On Wednesday 12th February, the Youth Select Committee launched its report investigating the knife crime ‘epidemic’ in the UK. The Committee has ruled cuts to important and arguably life-saving services for vulnerable young people have caused a rise in knife crime.
The report, titled ‘Our Generation’s Epidemic: Knife Crime’ is being launched by members of the Committee at a special House of Commons reception in anticipation of a government response. Knife crime was investigated following a 2018 UK-wide ballot of 1.1 million young people aged 11 to 18, in which young people declared knife crime their biggest concern.
Knife crime offences are reportedly at their highest in a decade, according to official figures from the Ministry of Justice. Research from the House of Commons Library also showed that knife crime, particularly where it affects young people, has been a ‘persistent and growing concern’ for successive governments.
The Committee’s key findings and recommendations include:
- Inequality within communities and difference in opportunities provided across the country makes some young people particularly vulnerable to the draw of violence and gangs. The Government should develop a plan with clear targets and deadlines aimed at tackling the injustices which make a young person more vulnerable to knife crime.
- The Government should develop long-term funding plans of at least 5 years to develop effective ways of helping and reaching young people at risk of getting involved in knife crime.
- The Government should ensure that the views of young people and those with lived experience of knife crime is embedded into the Serious Violence Strategy.
- School exclusion should be the last step in a long line of disciplinary measures, and schools should be held accountable for their exclusions.
- The Government should roll back the extension of stop and search powers until the disproportionate targeting of Black men has been addressed.
- The Government should clarify its position on short term custodial sentences for young people who carry knives and to consider whether there is another approach that could more effectively deter young people from continued involvement in knife crime.
- The next version of the Serious Violence Strategy should include an increased focus on restorative justice and other informal criminal justice responses as a first step to a young persons involvement in knife crime.
Rachel Ojo, Chair of the Youth Select Committee, said: “The Youth Select Committee are concerned with the government’s increasingly punitive approach to tackling knife crime.
“If the government wishes to confront the fundamental causes of the rise in violent crime amongst young people, it must do more to address and improve the difficult circumstances many young people are facing.”
The British Youth Council’s Youth Select Committee, which is supported by UK Parliament, gives young people the opportunity to scrutinise and hold inquiries into topics that matter to them.
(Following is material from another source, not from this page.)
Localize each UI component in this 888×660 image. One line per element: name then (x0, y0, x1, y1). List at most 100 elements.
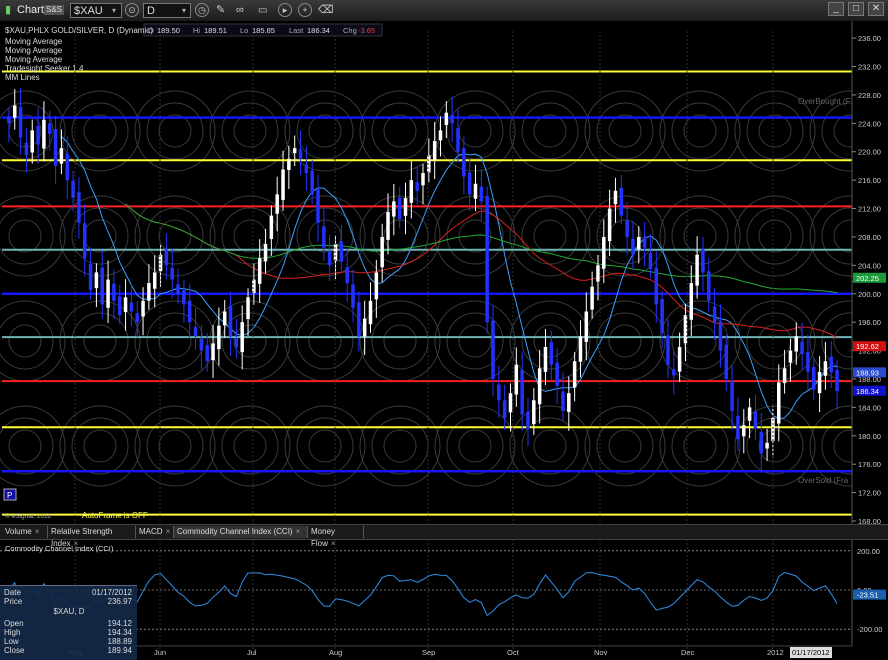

The Committee is made up of eleven committee members aged 11-18 and include Members of the UK Youth Parliament, Youth Councillors and representatives from each of the devolved nations.
Evidence for the Youth Select Committee’s report on knife crime was gathered in July from a range of expert witnesses, including leaders from the worlds of criminal justice, politics and the charity sector. Just like UK Parliament Select Committees, the Youth Select Committee heard evidence inside a Committee Room in Parliament, which is normally reserved for MPs, and their report will now be sent to the Government for an official response.